Transcript
SCOTT SIMON, HOST:
This is WEEKEND EDITION from NPR News. I'm Scott Simon. Nigerian forces say that they are battling to regain control of a strategic town and military base in the Northeast. It was captured by suspected Boko Haram fighters this past week. NPR's Ofeibea Quist-Arcton reports that Amnesty International describes the latest repeat raids as perhaps the deadliest massacre in the history of Boko Haram.
OFEIBEA QUIST-ARCTON, BYLINE: Amnesty International says hundreds of bodies littering the bush around Baga in northeastern Nigeria were simply too many to count. Witnesses describe the stench of corpses hanging over the town because there's no one to bury them. Insurgents first struck what was meant to be the base of the regional counterterrorism force and the nearby town a week ago, with another attack mid-week, killing remaining residents and looting and burning property. Senator Maina Maaji Lawan says the Nigerian government is not doing enough to help displaced people driven from their homes seeking refuge across the Lake Chad border.
SENATOR MAINA MAAJI LAWAN: About 10,000 refugees are now at a camp provided by Chadian authorities and they're out in the cold. The Nigerian government is not in touch with them. Really, we need humanitarian organizations before this turns into a humanitarian disaster. Because the entire border, up to Cameroon, up to Niger, is now totally in the hands of Boko Haram.

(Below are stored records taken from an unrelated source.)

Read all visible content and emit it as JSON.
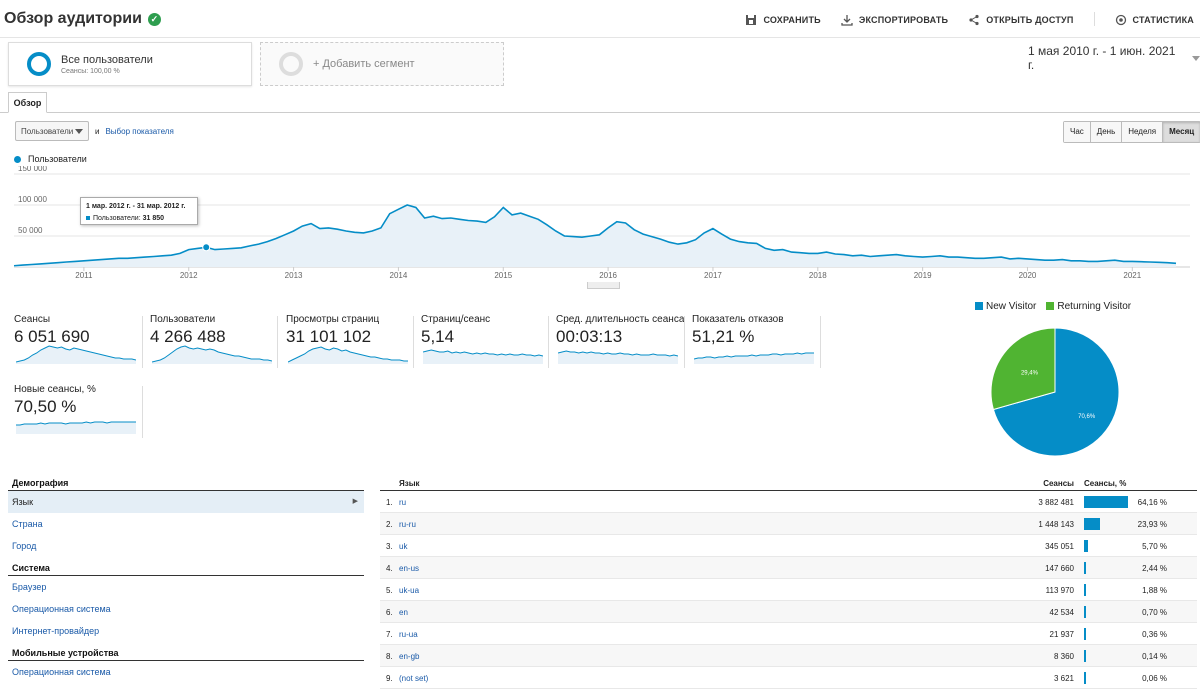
{
  "header": {
    "title": "Обзор аудитории",
    "actions": [
      "СОХРАНИТЬ",
      "ЭКСПОРТИРОВАТЬ",
      "ОТКРЫТЬ ДОСТУП",
      "СТАТИСТИКА"
    ]
  },
  "segments": {
    "active_name": "Все пользователи",
    "active_sub": "Сеансы: 100,00 %",
    "add_label": "+ Добавить сегмент"
  },
  "date_range": "1 мая 2010 г. - 1 июн. 2021 г.",
  "tabs": {
    "overview": "Обзор"
  },
  "controls": {
    "metric_select": "Пользователи",
    "and": "и",
    "choose_metric": "Выбор показателя",
    "granularity": [
      "Час",
      "День",
      "Неделя",
      "Месяц"
    ],
    "granularity_selected": "Месяц"
  },
  "chart_data": {
    "type": "area",
    "series": [
      {
        "name": "Пользователи"
      }
    ],
    "y_ticks": [
      "150 000",
      "100 000",
      "50 000"
    ],
    "x_ticks": [
      "2011",
      "2012",
      "2013",
      "2014",
      "2015",
      "2016",
      "2017",
      "2018",
      "2019",
      "2020",
      "2021"
    ],
    "ylim": [
      0,
      150000
    ],
    "x": [
      "2010-05",
      "2010-06",
      "2010-07",
      "2010-08",
      "2010-09",
      "2010-10",
      "2010-11",
      "2010-12",
      "2011-01",
      "2011-02",
      "2011-03",
      "2011-04",
      "2011-05",
      "2011-06",
      "2011-07",
      "2011-08",
      "2011-09",
      "2011-10",
      "2011-11",
      "2011-12",
      "2012-01",
      "2012-02",
      "2012-03",
      "2012-04",
      "2012-05",
      "2012-06",
      "2012-07",
      "2012-08",
      "2012-09",
      "2012-10",
      "2012-11",
      "2012-12",
      "2013-01",
      "2013-02",
      "2013-03",
      "2013-04",
      "2013-05",
      "2013-06",
      "2013-07",
      "2013-08",
      "2013-09",
      "2013-10",
      "2013-11",
      "2013-12",
      "2014-01",
      "2014-02",
      "2014-03",
      "2014-04",
      "2014-05",
      "2014-06",
      "2014-07",
      "2014-08",
      "2014-09",
      "2014-10",
      "2014-11",
      "2014-12",
      "2015-01",
      "2015-02",
      "2015-03",
      "2015-04",
      "2015-05",
      "2015-06",
      "2015-07",
      "2015-08",
      "2015-09",
      "2015-10",
      "2015-11",
      "2015-12",
      "2016-01",
      "2016-02",
      "2016-03",
      "2016-04",
      "2016-05",
      "2016-06",
      "2016-07",
      "2016-08",
      "2016-09",
      "2016-10",
      "2016-11",
      "2016-12",
      "2017-01",
      "2017-02",
      "2017-03",
      "2017-04",
      "2017-05",
      "2017-06",
      "2017-07",
      "2017-08",
      "2017-09",
      "2017-10",
      "2017-11",
      "2017-12",
      "2018-01",
      "2018-02",
      "2018-03",
      "2018-04",
      "2018-05",
      "2018-06",
      "2018-07",
      "2018-08",
      "2018-09",
      "2018-10",
      "2018-11",
      "2018-12",
      "2019-01",
      "2019-02",
      "2019-03",
      "2019-04",
      "2019-05",
      "2019-06",
      "2019-07",
      "2019-08",
      "2019-09",
      "2019-10",
      "2019-11",
      "2019-12",
      "2020-01",
      "2020-02",
      "2020-03",
      "2020-04",
      "2020-05",
      "2020-06",
      "2020-07",
      "2020-08",
      "2020-09",
      "2020-10",
      "2020-11",
      "2020-12",
      "2021-01",
      "2021-02",
      "2021-03",
      "2021-04",
      "2021-05",
      "2021-06"
    ],
    "values": [
      2000,
      3000,
      4000,
      5000,
      6000,
      7000,
      8000,
      9000,
      10000,
      11000,
      12000,
      13000,
      14000,
      14000,
      15000,
      16000,
      17000,
      18000,
      19000,
      22000,
      28000,
      30000,
      31850,
      28000,
      29000,
      30000,
      31000,
      34000,
      37000,
      41000,
      46000,
      52000,
      58000,
      66000,
      70000,
      62000,
      63000,
      61000,
      58000,
      56000,
      55000,
      58000,
      63000,
      86000,
      93000,
      100000,
      96000,
      79000,
      82000,
      78000,
      79000,
      77000,
      75000,
      74000,
      72000,
      81000,
      96000,
      84000,
      87000,
      82000,
      77000,
      68000,
      58000,
      50000,
      49000,
      48000,
      50000,
      52000,
      63000,
      73000,
      71000,
      60000,
      53000,
      49000,
      45000,
      40000,
      37000,
      39000,
      44000,
      55000,
      62000,
      53000,
      45000,
      41000,
      39000,
      38000,
      30000,
      27000,
      28000,
      24000,
      23000,
      22000,
      22000,
      24000,
      21000,
      20000,
      18000,
      19000,
      17000,
      18000,
      19000,
      20000,
      18000,
      17000,
      16000,
      17000,
      18000,
      16000,
      16000,
      15000,
      14000,
      14000,
      15000,
      16000,
      13000,
      14000,
      13000,
      12000,
      11000,
      11000,
      12000,
      10000,
      10000,
      9000,
      9000,
      10000,
      11000,
      9000,
      9000,
      8500,
      8000,
      7500,
      7000,
      6000
    ],
    "tooltip": {
      "date": "1 мар. 2012 г. - 31 мар. 2012 г.",
      "label": "Пользователи",
      "value": "31 850"
    }
  },
  "metrics": [
    {
      "label": "Сеансы",
      "value": "6 051 690"
    },
    {
      "label": "Пользователи",
      "value": "4 266 488"
    },
    {
      "label": "Просмотры страниц",
      "value": "31 101 102"
    },
    {
      "label": "Страниц/сеанс",
      "value": "5,14"
    },
    {
      "label": "Сред. длительность сеанса",
      "value": "00:03:13"
    },
    {
      "label": "Показатель отказов",
      "value": "51,21 %"
    },
    {
      "label": "Новые сеансы, %",
      "value": "70,50 %"
    }
  ],
  "pie": {
    "legend": [
      "New Visitor",
      "Returning Visitor"
    ],
    "values": [
      70.6,
      29.4
    ],
    "labels": [
      "70,6%",
      "29,4%"
    ],
    "colors": [
      "#058dc7",
      "#50b432"
    ]
  },
  "demography": {
    "sections": [
      {
        "title": "Демография",
        "items": [
          "Язык",
          "Страна",
          "Город"
        ]
      },
      {
        "title": "Система",
        "items": [
          "Браузер",
          "Операционная система",
          "Интернет-провайдер"
        ]
      },
      {
        "title": "Мобильные устройства",
        "items": [
          "Операционная система"
        ]
      }
    ]
  },
  "table": {
    "headers": [
      "Язык",
      "Сеансы",
      "Сеансы, %"
    ],
    "rows": [
      {
        "n": "1.",
        "lang": "ru",
        "sessions": "3 882 481",
        "pct": "64,16 %",
        "share": 64.16
      },
      {
        "n": "2.",
        "lang": "ru-ru",
        "sessions": "1 448 143",
        "pct": "23,93 %",
        "share": 23.93
      },
      {
        "n": "3.",
        "lang": "uk",
        "sessions": "345 051",
        "pct": "5,70 %",
        "share": 5.7
      },
      {
        "n": "4.",
        "lang": "en-us",
        "sessions": "147 660",
        "pct": "2,44 %",
        "share": 2.44
      },
      {
        "n": "5.",
        "lang": "uk-ua",
        "sessions": "113 970",
        "pct": "1,88 %",
        "share": 1.88
      },
      {
        "n": "6.",
        "lang": "en",
        "sessions": "42 534",
        "pct": "0,70 %",
        "share": 0.7
      },
      {
        "n": "7.",
        "lang": "ru-ua",
        "sessions": "21 937",
        "pct": "0,36 %",
        "share": 0.36
      },
      {
        "n": "8.",
        "lang": "en-gb",
        "sessions": "8 360",
        "pct": "0,14 %",
        "share": 0.14
      },
      {
        "n": "9.",
        "lang": "(not set)",
        "sessions": "3 621",
        "pct": "0,06 %",
        "share": 0.06
      }
    ]
  }
}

QUIST-ARCTON: Yet, President Goodluck Jonathan is busy campaigning ahead of next month's vote, seeking re-election for a second term. By the end of the working week, he'd made no comment about the deadly Bagar raids, although he condemned the Charlie Hebdo killings in France. Nigeria's leader and army face mounting criticism about failing to contain the relentless insurgency. Very little is said officially these days about nearly 200 missing schoolgirls abducted in April. President Jonathan's political adversaries accuse him of dragging his feet because the affected northeast area is an opposition stronghold.